SAX-O=PHONE



Guys, please! It's sax -OOOOO- phone.

the straight sax is a sporano, the highest regular type. Others
include alto - the next down - Cahrlie Parker, Cannonball
Adderly, and Candy Dulfer, the girl Chris is thinking of. (She's
either Dutch or German, I think the former).

There are tons of great sax players to steal good stuff from.
Gene Ammons is one. But for a sensuous notebender par excellence,
try Johnny Hodges from the Duke Ellingotn band. He could make the
alto sound so *sexy*. The band featured a lot of other great
instrumentalists, all of whom could teach harps players a thing
or two. More on this another time.

Lester Young was the most important jazz voice between Louis
Armstrong and Charlie Parker. he was the star solist with the
Count basie Bans in the '30s, and also played many of Billie
Holidays' greatest sides.
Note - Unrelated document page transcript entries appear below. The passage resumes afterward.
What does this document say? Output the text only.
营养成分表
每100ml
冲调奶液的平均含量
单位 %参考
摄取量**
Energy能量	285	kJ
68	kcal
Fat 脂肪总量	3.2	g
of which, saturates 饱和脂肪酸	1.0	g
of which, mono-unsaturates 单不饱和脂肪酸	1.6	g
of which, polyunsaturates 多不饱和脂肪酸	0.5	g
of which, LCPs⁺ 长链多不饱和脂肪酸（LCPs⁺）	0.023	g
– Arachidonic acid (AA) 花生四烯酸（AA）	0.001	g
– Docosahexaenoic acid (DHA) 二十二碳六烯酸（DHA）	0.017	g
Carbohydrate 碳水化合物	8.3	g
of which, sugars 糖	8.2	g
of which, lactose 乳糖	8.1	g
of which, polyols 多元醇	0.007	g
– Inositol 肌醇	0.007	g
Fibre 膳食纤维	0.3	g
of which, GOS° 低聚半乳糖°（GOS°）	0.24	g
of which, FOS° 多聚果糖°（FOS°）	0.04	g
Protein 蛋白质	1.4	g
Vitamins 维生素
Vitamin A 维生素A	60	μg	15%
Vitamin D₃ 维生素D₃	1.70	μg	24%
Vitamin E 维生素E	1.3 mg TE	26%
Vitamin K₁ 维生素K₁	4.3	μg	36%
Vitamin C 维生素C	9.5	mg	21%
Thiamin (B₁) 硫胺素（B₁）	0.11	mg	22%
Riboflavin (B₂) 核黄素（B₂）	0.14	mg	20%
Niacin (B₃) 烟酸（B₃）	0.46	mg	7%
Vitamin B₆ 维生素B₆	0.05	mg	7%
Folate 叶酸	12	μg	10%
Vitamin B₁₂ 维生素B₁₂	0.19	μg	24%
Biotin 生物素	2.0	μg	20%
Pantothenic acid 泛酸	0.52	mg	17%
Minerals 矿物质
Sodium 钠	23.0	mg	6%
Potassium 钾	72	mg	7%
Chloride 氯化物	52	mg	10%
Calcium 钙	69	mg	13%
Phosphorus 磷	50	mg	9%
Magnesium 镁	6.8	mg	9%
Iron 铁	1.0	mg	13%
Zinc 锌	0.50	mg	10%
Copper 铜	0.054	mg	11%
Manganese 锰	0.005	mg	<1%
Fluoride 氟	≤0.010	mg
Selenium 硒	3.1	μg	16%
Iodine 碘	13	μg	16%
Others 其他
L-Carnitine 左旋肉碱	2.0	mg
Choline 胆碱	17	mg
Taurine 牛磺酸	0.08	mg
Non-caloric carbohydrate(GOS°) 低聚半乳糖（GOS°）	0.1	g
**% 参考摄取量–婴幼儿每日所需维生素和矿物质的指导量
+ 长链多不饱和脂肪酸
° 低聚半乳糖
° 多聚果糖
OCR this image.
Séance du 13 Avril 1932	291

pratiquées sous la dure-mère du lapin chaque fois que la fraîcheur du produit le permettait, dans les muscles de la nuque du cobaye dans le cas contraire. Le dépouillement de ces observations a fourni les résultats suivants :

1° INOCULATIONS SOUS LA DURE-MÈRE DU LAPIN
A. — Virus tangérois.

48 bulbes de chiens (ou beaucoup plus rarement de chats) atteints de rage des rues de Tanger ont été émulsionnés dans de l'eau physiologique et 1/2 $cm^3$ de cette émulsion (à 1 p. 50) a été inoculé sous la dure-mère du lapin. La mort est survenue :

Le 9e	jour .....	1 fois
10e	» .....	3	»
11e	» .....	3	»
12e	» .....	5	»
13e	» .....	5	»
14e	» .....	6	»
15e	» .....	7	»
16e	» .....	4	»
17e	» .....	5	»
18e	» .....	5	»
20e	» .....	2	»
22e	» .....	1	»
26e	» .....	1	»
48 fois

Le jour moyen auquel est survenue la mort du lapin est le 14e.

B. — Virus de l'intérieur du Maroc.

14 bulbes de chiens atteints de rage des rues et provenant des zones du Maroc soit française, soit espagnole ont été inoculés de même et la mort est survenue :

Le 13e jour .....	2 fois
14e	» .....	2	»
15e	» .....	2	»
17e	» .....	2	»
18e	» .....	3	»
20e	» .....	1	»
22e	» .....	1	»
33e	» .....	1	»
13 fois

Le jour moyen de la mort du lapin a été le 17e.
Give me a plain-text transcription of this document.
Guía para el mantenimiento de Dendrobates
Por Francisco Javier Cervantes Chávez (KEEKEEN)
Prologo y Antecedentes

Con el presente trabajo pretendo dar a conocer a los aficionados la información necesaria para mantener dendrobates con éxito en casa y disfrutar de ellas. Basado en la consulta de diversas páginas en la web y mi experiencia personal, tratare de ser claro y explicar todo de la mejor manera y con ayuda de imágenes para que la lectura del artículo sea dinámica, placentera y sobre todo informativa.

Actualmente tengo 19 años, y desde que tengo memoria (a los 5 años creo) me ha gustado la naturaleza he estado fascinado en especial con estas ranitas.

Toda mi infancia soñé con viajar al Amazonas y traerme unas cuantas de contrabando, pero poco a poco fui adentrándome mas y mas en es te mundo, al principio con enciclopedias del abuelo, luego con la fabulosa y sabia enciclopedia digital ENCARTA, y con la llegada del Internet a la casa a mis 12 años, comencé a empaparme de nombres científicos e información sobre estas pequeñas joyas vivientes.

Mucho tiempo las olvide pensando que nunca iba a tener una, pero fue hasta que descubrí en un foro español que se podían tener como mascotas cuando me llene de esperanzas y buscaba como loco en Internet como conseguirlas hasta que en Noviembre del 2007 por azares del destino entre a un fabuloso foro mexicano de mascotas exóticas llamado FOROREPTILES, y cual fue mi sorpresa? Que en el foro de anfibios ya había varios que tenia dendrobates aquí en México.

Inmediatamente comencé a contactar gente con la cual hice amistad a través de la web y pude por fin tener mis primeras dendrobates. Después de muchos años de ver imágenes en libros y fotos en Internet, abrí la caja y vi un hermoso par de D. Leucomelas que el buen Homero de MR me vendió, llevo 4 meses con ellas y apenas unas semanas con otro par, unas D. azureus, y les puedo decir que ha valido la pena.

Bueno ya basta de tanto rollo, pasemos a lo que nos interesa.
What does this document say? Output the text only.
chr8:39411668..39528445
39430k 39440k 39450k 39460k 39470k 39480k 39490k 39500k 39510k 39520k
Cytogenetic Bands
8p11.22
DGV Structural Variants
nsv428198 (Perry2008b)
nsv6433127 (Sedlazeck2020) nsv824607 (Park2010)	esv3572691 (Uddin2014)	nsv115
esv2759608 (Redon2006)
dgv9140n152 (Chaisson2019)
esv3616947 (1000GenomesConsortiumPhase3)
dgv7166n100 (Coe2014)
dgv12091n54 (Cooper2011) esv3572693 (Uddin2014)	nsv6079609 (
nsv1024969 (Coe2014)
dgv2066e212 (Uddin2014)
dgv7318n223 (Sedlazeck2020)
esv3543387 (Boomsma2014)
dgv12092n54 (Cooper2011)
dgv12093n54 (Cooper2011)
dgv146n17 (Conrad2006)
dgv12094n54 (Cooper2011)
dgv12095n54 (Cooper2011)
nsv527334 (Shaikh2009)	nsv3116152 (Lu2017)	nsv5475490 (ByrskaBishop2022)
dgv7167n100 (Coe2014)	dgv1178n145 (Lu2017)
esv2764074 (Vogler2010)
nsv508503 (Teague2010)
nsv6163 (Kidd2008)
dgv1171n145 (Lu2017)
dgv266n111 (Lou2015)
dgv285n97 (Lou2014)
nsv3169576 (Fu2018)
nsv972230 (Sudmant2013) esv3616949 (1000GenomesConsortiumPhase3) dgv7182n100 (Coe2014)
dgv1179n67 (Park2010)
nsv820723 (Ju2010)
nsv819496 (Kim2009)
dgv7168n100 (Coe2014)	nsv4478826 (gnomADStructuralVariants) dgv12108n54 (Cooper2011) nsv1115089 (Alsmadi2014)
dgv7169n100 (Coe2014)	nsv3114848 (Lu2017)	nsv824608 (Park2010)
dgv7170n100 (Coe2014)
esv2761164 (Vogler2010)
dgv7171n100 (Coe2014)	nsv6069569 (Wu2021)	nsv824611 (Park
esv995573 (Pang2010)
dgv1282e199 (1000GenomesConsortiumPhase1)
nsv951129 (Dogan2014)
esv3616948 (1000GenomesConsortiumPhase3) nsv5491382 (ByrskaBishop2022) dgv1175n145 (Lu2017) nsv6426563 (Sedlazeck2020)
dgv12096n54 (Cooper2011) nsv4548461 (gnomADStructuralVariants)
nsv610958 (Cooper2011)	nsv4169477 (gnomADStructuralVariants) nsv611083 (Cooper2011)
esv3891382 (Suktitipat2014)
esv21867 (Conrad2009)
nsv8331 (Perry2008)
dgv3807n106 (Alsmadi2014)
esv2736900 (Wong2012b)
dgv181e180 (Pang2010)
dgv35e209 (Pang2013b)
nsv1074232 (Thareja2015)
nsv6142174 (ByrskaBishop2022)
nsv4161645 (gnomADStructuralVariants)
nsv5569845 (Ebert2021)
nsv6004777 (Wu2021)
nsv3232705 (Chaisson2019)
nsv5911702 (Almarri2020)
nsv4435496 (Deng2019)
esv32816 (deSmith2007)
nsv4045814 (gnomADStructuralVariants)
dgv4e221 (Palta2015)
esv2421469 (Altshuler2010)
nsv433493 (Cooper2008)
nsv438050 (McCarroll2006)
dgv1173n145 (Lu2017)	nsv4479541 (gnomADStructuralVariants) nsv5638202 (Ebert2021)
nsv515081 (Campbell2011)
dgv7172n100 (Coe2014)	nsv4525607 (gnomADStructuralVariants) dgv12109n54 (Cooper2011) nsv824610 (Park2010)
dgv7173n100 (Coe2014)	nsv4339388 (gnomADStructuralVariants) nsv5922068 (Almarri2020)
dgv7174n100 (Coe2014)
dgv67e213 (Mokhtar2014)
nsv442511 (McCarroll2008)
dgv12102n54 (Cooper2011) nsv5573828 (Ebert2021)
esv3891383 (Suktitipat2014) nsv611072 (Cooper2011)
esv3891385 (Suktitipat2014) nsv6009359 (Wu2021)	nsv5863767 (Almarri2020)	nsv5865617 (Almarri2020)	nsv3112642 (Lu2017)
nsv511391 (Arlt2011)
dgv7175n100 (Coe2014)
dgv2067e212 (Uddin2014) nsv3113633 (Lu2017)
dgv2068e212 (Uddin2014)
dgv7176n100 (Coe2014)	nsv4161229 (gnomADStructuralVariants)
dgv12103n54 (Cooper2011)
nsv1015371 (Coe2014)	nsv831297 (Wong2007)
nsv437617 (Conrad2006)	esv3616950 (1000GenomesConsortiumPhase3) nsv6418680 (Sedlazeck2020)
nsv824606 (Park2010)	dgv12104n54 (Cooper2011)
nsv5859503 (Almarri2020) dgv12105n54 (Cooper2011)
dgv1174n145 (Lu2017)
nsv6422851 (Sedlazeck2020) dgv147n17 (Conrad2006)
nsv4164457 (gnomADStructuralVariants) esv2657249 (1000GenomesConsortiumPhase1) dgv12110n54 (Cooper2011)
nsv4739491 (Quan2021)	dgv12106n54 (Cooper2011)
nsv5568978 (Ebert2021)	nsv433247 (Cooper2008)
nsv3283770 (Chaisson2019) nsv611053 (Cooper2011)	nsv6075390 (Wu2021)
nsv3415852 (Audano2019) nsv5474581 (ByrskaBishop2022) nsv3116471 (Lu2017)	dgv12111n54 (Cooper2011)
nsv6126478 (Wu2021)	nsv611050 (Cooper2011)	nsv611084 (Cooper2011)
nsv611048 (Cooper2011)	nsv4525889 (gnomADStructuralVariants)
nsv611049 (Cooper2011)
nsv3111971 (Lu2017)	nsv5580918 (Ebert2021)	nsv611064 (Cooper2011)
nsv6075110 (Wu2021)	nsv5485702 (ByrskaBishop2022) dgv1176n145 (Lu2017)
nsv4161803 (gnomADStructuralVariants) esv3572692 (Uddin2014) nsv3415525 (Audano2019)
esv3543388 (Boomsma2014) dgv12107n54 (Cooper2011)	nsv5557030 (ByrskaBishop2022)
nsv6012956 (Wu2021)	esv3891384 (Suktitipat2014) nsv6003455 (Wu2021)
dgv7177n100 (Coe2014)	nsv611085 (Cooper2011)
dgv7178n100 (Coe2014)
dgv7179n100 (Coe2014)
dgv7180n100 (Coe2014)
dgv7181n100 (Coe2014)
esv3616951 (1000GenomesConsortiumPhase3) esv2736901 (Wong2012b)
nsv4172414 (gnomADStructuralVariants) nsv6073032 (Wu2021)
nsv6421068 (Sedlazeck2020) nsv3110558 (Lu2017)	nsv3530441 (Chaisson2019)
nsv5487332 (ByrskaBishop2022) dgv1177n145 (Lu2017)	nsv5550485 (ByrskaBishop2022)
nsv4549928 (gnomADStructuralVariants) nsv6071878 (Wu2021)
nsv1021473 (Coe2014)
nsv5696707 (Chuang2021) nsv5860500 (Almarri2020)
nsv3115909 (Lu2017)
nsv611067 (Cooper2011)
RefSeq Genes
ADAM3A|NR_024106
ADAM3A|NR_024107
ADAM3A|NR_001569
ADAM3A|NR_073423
Check out his 1942 "D.B. Blues," and his
Basie recordings of "Tickle Toe" and "Dickie's Dream." His
"cool" style spawned not only bebop in the '40s and the Miles Davis cool
modal style of the '50s (along with Stan Getz and several other
tenor sax players), but also provided the inspiration for such
R&B sax honkers as Big Jay McNeely, who has recorded with harp
player Bill Tarscia.

Louis Jordan was an alto player who fronted a jazz-flavored
jump-blues group, the Tympani Five, in the 1940's, and produced
such classics as "Saturday Night Fish Fry" and "Caldonia," both
covered often by blues players. In fact, Jordan's style was also
an inspriation to Little Walter.

There are tons more great sax players, but these are probably the
most directly relavent to blues harmonica.